14. Counsel stated that the prosecution’s case was principally hinged on the allegation that the appellants were operating the Nursing Council of Kenya Workforce Account number 0941619762 held at Barclays Bank without the knowledge of the members of the Board of the Nursing Council of Kenya but to the contrary, the testimonies of PW3 (Fredrick Osundwa Nyarotso), PW7 (Titus Munene Tomati) and PW 10 (Rosemary Awendi Mutua) revealed that the Nursing Council of Kenya (NCK) Workforce account was authorized by the Board and was not a secret account. Counsel stated that PW7 and PW10 testified that they were aware that the account was under the Nursing Council of Kenya which coordinated it and that it was exclusively for project monies; that PW14 (Elijah Njeru Mbithi) testified that he was present in the Board meeting of 18th/19th December 2002 which sanctioned the opening of the Nursing Workforce Account except that he did not recall the closing of the account during his tenure at the Board; Further, that the testimonies of PW5, PW11, PW13 and DW 13 confirmed that the closure of the Nursing Workforce account and the change of signatories were done lawfully and that accordingly, for the charge of conspiracy to stand, the prosecution ought to have charged the past Board members of the Nursing Council of Kenya, the Secretariat and PW9 (Morris Kech Osano) who was the Human Resource Manager at the Nursing Council of Kenya at the material time and who sanctioned the closure of the account. The testimony of PW9, Counsel submitted that the matter of the account was in fact investigated and the 2nd Appellant was absolved from any wrongdoing and was asked to resume work from compulsory leave. Counsel contended that the appellants were sacrificial lambs that there were more players to the alleged conspiracy and that the conviction of the appellants on Count 1 was not safe.

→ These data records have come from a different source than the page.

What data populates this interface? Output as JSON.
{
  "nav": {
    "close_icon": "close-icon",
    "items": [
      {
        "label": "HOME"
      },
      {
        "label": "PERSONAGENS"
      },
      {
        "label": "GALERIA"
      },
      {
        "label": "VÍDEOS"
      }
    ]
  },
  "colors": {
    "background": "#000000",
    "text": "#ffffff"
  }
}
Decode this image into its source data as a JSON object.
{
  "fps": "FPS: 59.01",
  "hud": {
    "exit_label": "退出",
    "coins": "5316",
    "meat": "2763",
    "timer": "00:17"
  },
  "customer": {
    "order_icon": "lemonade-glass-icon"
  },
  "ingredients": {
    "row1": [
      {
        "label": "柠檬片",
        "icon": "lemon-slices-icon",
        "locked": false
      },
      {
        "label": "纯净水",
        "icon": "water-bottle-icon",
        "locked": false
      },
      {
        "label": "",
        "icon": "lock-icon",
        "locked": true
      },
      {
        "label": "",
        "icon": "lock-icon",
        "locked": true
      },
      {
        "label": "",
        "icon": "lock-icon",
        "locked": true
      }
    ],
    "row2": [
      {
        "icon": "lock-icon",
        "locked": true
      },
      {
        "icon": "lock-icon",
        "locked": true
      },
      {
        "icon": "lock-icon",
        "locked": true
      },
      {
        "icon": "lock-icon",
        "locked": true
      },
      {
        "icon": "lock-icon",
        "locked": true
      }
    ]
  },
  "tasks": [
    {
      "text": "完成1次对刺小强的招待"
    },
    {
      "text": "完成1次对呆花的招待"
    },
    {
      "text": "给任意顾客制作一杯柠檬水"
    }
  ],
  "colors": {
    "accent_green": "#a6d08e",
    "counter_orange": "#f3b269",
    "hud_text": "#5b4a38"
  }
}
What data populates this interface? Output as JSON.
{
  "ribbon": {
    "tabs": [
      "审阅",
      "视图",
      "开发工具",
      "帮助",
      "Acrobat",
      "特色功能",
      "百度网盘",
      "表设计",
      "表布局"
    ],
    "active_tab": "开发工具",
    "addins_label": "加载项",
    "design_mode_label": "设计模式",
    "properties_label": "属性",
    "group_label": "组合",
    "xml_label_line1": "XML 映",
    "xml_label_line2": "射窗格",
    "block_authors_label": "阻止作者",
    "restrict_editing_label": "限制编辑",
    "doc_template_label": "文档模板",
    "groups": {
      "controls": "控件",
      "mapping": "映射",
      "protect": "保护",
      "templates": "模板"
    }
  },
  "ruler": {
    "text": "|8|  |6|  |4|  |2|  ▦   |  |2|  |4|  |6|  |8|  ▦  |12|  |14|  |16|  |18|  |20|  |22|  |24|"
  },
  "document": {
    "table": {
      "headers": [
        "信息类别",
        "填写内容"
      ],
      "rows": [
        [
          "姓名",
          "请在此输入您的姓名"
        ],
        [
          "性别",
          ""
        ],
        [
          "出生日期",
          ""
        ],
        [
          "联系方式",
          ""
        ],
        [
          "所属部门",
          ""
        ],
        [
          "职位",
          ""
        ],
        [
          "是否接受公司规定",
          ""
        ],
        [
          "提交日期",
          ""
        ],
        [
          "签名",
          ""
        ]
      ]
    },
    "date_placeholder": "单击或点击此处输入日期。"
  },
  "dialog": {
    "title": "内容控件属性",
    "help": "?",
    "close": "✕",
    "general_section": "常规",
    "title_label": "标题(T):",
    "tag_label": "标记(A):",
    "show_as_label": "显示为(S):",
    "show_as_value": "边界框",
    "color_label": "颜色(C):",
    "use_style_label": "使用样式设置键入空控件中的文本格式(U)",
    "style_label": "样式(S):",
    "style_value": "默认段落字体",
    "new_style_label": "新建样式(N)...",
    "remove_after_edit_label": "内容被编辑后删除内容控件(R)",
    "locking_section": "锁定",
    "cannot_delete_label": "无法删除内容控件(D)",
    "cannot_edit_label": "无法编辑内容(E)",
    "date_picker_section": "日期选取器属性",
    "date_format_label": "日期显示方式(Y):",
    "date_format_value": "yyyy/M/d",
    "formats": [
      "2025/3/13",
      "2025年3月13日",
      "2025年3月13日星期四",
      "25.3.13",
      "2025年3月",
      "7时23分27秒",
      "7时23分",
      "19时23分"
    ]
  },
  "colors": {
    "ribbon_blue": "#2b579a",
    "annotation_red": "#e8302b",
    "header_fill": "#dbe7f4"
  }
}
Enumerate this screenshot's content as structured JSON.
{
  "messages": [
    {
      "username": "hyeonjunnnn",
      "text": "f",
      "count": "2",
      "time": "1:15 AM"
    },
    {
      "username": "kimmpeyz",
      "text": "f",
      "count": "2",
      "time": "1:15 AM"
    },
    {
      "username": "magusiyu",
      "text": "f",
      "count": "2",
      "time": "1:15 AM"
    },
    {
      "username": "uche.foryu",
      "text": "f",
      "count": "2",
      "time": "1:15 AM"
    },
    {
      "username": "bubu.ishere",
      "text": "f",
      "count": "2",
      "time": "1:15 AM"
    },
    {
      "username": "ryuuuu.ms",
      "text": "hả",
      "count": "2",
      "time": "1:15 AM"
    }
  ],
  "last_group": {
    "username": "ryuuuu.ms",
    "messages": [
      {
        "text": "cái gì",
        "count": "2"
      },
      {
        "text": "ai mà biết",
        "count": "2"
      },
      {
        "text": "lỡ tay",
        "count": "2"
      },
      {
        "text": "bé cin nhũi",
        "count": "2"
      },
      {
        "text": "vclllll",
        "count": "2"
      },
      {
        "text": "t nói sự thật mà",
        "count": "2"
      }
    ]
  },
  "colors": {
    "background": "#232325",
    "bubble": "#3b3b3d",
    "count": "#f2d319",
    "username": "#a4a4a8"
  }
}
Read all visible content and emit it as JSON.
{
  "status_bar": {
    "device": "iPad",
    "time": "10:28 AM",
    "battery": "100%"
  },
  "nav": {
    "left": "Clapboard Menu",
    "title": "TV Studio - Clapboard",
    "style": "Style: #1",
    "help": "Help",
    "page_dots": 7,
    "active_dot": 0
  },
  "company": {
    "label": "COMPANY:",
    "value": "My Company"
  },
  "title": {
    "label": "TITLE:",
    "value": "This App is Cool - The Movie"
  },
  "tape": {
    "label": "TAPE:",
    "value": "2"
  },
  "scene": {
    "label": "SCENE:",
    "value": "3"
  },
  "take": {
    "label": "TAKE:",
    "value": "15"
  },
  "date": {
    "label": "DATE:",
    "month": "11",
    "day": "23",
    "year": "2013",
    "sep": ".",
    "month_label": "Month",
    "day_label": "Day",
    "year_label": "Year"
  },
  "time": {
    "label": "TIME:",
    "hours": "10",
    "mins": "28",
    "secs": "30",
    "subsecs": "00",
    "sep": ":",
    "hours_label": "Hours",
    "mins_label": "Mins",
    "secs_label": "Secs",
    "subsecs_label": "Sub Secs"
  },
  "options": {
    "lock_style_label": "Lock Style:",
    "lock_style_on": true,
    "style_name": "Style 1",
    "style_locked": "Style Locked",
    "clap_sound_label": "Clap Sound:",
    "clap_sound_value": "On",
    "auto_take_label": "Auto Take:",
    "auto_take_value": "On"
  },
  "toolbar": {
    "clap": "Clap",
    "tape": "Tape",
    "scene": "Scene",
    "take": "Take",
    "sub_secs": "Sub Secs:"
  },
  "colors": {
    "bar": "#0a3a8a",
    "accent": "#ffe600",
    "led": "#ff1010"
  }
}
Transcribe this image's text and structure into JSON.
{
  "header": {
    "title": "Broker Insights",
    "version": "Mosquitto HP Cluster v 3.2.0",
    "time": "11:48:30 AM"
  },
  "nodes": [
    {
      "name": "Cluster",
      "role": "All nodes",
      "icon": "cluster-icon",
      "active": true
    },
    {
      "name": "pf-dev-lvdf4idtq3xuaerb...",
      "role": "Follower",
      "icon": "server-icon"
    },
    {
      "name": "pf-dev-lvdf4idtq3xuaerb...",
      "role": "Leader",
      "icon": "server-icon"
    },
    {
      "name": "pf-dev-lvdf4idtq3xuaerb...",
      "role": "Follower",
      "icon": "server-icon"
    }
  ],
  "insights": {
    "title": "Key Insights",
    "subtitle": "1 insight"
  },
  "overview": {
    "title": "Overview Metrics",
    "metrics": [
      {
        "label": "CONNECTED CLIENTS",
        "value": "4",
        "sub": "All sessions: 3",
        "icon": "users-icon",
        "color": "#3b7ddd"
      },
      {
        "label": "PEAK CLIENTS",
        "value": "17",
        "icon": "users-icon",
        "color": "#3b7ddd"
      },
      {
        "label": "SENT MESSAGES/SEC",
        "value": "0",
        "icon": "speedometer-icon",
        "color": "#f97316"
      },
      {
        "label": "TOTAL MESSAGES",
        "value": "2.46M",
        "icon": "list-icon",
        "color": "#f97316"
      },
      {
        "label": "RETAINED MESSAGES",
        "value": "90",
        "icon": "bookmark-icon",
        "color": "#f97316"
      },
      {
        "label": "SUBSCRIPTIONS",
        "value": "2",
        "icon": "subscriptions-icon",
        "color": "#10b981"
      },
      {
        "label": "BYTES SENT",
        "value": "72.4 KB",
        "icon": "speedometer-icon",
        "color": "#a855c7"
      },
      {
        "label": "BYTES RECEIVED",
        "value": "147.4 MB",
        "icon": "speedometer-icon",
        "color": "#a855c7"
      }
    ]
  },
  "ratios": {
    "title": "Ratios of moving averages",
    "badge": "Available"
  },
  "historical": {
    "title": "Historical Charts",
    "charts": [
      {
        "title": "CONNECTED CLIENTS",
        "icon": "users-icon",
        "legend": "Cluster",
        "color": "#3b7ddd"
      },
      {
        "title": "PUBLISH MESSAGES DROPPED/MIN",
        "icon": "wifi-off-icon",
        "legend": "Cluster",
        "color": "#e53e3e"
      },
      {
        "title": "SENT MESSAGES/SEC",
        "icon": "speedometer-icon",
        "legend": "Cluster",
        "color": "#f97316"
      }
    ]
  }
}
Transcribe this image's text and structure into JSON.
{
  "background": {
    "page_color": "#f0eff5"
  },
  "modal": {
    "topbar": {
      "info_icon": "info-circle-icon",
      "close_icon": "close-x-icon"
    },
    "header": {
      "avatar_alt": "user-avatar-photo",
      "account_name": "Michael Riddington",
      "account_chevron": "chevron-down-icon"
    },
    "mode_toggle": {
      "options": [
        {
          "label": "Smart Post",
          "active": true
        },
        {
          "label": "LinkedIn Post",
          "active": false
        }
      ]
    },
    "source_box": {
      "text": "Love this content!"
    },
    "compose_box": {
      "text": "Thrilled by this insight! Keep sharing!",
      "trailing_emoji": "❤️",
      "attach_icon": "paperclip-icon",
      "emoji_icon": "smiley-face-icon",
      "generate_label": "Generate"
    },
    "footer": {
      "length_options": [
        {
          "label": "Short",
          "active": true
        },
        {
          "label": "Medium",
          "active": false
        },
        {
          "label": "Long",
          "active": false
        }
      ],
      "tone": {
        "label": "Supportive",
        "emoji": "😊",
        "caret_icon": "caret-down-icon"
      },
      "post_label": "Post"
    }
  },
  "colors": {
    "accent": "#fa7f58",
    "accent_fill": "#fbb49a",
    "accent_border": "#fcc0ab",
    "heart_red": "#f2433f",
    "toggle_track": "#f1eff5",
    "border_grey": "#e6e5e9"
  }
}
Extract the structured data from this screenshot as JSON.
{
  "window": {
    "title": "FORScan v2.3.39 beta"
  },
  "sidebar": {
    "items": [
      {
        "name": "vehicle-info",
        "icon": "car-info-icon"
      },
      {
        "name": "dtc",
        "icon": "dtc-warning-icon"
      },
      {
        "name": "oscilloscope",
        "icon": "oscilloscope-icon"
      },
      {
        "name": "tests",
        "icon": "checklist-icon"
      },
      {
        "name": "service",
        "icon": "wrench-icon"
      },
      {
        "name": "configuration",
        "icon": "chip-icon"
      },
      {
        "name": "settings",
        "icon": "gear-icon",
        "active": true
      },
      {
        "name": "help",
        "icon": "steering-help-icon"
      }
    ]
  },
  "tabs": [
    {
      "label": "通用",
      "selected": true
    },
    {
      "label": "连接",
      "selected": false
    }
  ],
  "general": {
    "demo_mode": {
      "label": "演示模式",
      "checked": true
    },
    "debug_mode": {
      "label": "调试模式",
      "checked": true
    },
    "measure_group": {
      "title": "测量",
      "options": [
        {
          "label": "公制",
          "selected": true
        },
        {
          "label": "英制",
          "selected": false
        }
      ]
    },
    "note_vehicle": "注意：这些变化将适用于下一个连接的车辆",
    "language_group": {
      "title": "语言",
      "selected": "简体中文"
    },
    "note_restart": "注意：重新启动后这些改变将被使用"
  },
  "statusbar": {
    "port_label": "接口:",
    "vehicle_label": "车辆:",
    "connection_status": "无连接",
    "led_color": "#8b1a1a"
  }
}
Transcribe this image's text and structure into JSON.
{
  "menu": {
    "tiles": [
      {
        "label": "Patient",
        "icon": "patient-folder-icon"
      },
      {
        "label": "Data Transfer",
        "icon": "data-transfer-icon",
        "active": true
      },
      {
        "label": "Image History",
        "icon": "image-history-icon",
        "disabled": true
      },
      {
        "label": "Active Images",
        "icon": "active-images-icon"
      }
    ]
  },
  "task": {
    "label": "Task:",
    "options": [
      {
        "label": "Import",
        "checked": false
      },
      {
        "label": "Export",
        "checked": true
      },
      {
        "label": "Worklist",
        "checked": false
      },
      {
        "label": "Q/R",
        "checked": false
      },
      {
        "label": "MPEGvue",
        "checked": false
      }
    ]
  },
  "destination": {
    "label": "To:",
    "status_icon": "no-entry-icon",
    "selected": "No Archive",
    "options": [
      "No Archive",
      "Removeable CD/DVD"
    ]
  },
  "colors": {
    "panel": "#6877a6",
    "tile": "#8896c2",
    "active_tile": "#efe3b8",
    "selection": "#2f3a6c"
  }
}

15. Counsel further submitted that there were defects in the charge sheet which went to the substance of the charges and  which were not curable and that there were gaps, inconsistencies and contradictions in the prosecution’s case which could not be cured by Section 382 of the Criminal Procedure Code. Counsel argued that there was no evidence of misappropriation in the testimony of PW23 hence creating a gap in the prosecution’s case: That Section 14(3) of the State Corporations Act required that the accounts of the Nursing Council of Kenya to be audited annually and that DW1’s testimony confirmed that the Nursing Council of Kenya received clean audit reports from the Auditor General;  That the prosecution failed to call a witness from the office of the Auditor General to affirm or discount the Appellants’ claims and that the omission gave rise to an inference that such witness’ testimony would have been adverse to the prosecution’s case. To support his submissions Counsel cited the decisions in the case Samuel Wambua Muthoka v Republic [2017] eKLR, the case of Pius Arap Maina v Republic [2013] eKLR and the case of Donald Majiwa Achilwa & 2 others v Republic [2009] eKLR.

16. Counsel further submitted that the lack of a complete formal and comprehensive handover at the Nursing Council of Kenya by DW2 was the principal cause of confusion at the Board of the Nursing Council of Kenya leading to the needless trial of the Appellants. Counsel stated that there was a trend of hounding CEO’s out of office at the some of the victims being PW18 Justina Ndunge Mutinda) and PW6 (Edna Chemutai Tallam). Counsel submitted that these hurried departures were contrived by the Ministry of Health and were geared towards blindsiding the board as to the existence of the Nursing Workforce account.

17. In regard to the issue of the Anti –Corruption  & Economic Crimes Court  written Notice to Produce records issued under  Section 28 of ACECA, Counsel for the 2nd Appellant submitted that the learned trial Magistrate misdirected himself by wrongly invoking Section 111 of the Evidence Act; That the circumstances surrounding the production of DEx 10,11,12, and 13 were extraordinary; that the court was by design calling upon the defence to carry out investigations on behalf of the prosecution which was a role preserved for the investigating officer and that the trial court abdicated its duty as a neutral arbiter and erroneously bestowed upon itself the role of an  investigator  and prosecutor.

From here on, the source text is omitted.